Healthcare is one of the most successful social policy areas for Castro’s government. Healthcare services were quickly established as the right of every Cuban citizen, and the system of free healthcare, which had existed before the revolution of 1959, was greatly expanded. This was especially true of the rural areas. However, the various political and military mobilizations – resulting from real or imagined threats from the USA – disrupted the expansion of medical services. The improvement in the economy in the 1970s meant great advances were made.

Achievement

By 1981, the infant mortality rate had fallen to 18.5 per 1000 while pre- 1959 diseases especially associated with poverty (such as TB and diarrhoeal disease) had been greatly reduced.

Housing (Optional)

Housing: Before 1959, only 15% of rural inhabitants had running water (it was 80% for urban dwellers), and only 9% of households had electricity.

However, the revolutionary government’s performance in housing was less successful.

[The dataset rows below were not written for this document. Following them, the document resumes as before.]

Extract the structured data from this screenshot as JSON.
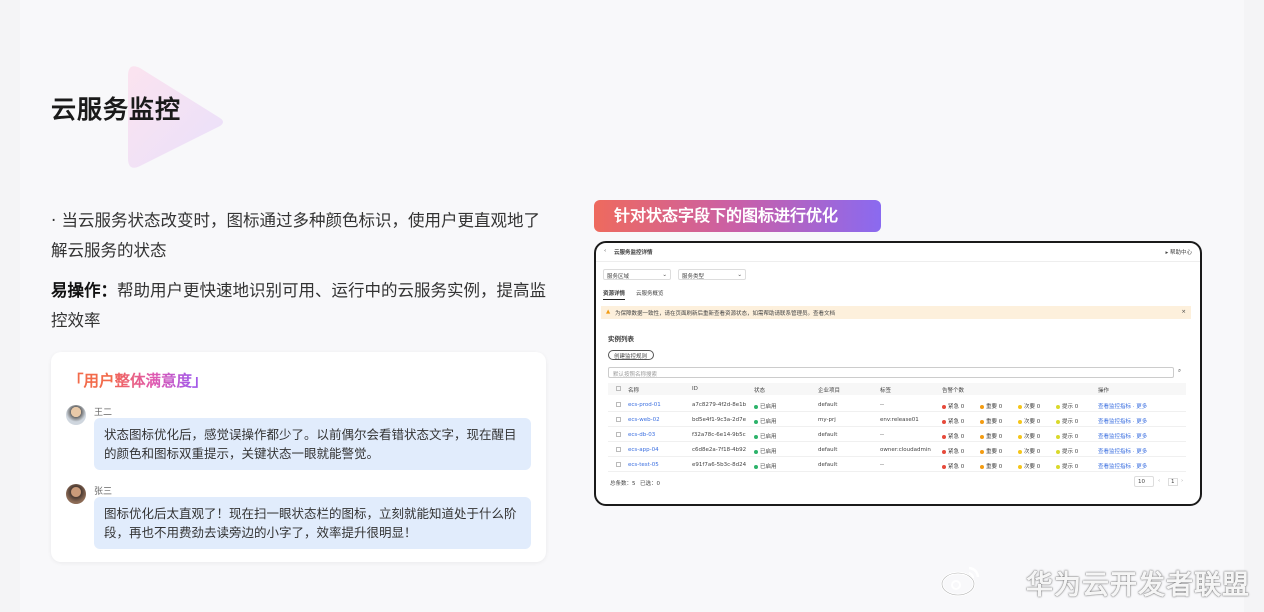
{
  "title": "云服务监控",
  "bullet": "· 当云服务状态改变时，图标通过多种颜色标识，使用户更直观地了解云服务的状态",
  "ease": {
    "label": "易操作：",
    "text": "帮助用户更快速地识别可用、运行中的云服务实例，提高监控效率"
  },
  "feedback": {
    "title_open": "「",
    "title_q1": "用户",
    "title_grad": "整体满意度",
    "title_close": "」",
    "comments": [
      {
        "user": "王二",
        "text": "状态图标优化后，感觉误操作都少了。以前偶尔会看错状态文字，现在醒目的颜色和图标双重提示，关键状态一眼就能警觉。"
      },
      {
        "user": "张三",
        "text": "图标优化后太直观了！现在扫一眼状态栏的图标，立刻就能知道处于什么阶段，再也不用费劲去读旁边的小字了，效率提升很明显！"
      }
    ]
  },
  "tag": "针对状态字段下的图标进行优化",
  "screen": {
    "header_title": "云服务监控详情",
    "header_right": "▸ 帮助中心",
    "filter1": "服务区域",
    "filter2": "服务类型",
    "tabs": [
      "资源详情",
      "云服务概览"
    ],
    "warning": "为保障数据一致性，请在页面刷新后重新查看资源状态，如需帮助请联系管理员。查看文档",
    "list_title": "实例列表",
    "create_btn": "创建监控规则",
    "search_placeholder": "默认按照名称搜索",
    "columns": [
      "名称",
      "ID",
      "状态",
      "企业项目",
      "标签",
      "告警个数",
      "操作"
    ],
    "rows": [
      {
        "name": "ecs-prod-01",
        "id": "a7c8279-4f2d-8e1b",
        "status": "已启用",
        "project": "default",
        "tag": "--",
        "ops": "查看监控指标 · 更多"
      },
      {
        "name": "ecs-web-02",
        "id": "bd5e4f1-9c3a-2d7e",
        "status": "已启用",
        "project": "my-prj",
        "tag": "env:release01",
        "ops": "查看监控指标 · 更多"
      },
      {
        "name": "ecs-db-03",
        "id": "f32a78c-6e14-9b5c",
        "status": "已启用",
        "project": "default",
        "tag": "--",
        "ops": "查看监控指标 · 更多"
      },
      {
        "name": "ecs-app-04",
        "id": "c6d8e2a-7f18-4b92",
        "status": "已启用",
        "project": "default",
        "tag": "owner:cloudadmin",
        "ops": "查看监控指标 · 更多"
      },
      {
        "name": "ecs-test-05",
        "id": "e91f7a6-5b3c-8d24",
        "status": "已启用",
        "project": "default",
        "tag": "--",
        "ops": "查看监控指标 · 更多"
      }
    ],
    "alarms": [
      {
        "label": "紧急",
        "value": "0",
        "color": "#e64a3b"
      },
      {
        "label": "重要",
        "value": "0",
        "color": "#f39c12"
      },
      {
        "label": "次要",
        "value": "0",
        "color": "#f5c518"
      },
      {
        "label": "提示",
        "value": "0",
        "color": "#d9d92b"
      }
    ],
    "status_color": "#2cb36a",
    "footer_total": "总条数：5",
    "footer_selected": "已选：0",
    "page_size": "10",
    "page": "1"
  },
  "watermark": "华为云开发者联盟"
}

There were inefficiencies in the construction and construction-materials industries, and insufficient production, as the government gave higher priority to the building of hospitals and schools.

From 1949 to 1959, when the Cuban population was half of the figure for the late 1970s/early 1980s, about 27,000 housing units were built each year. In the 1960s, figures dropped considerably, although they rose to 16,000 units per year during the first Five-Year Plan (1976–80). In 1973, a high of 21,000 units was reached, but by 1980 figures had declined again.

Media

After taking power in January 1959, Castro was quick to silence anti-revolutionary media. This was intended as a temporary measure and would, he promised, be revoked shortly.

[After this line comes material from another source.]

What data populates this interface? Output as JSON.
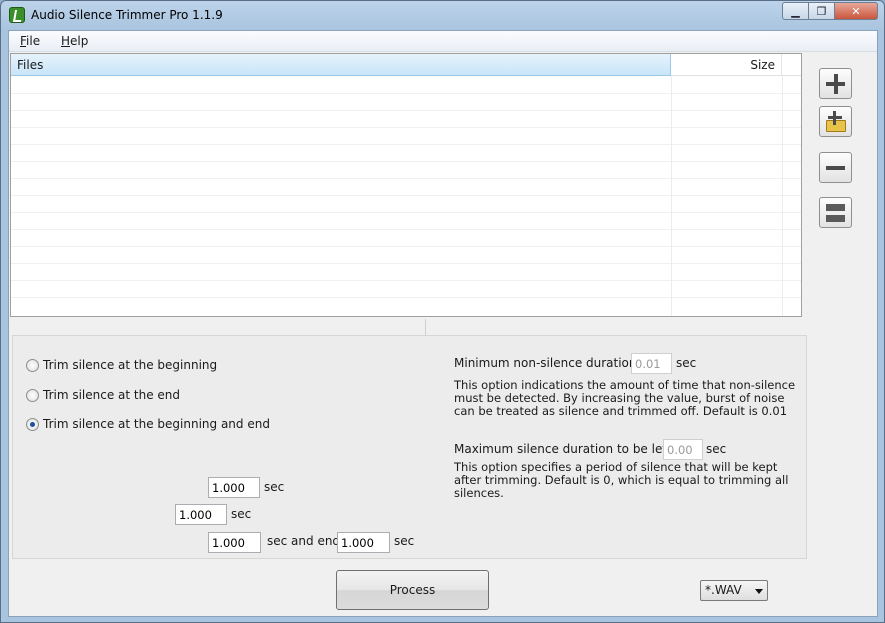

However, with the communists inciting outspoken criticism from his own supporters, Castro reneged on this promise, using the excuse given by dictatorial governments throughout history (and still used today): the interest of public security. In Cuba in 1959, the real threat of a US invasion or US-sponsored counter-revolution meant that the public security argument was probably valid, at least to some degree.

University professors and journalists who voiced their dissent at the increase in communist influence were threatened with dismissal and arrest. Newspapers, magazines and radio stations that spoke out against Castro or the communist influence were often threatened with closure unless they changed their political stance. Even former Castro allies (such as Carlos Franqui, who had run the invaluable Radio Rebelde during the Sierra Maestra campaign) disliked his leanings toward the communists. Castro’s treatment of his critics, however, was not as brutal as that of Batista. For example, rather than being imprisoned or killed, Franqui was able to go into exile with his family. Nonetheless, Castro’s methods still ran counter to his professed aims of establishing the long overdue fair and free Cuba of José Martí’s dreams.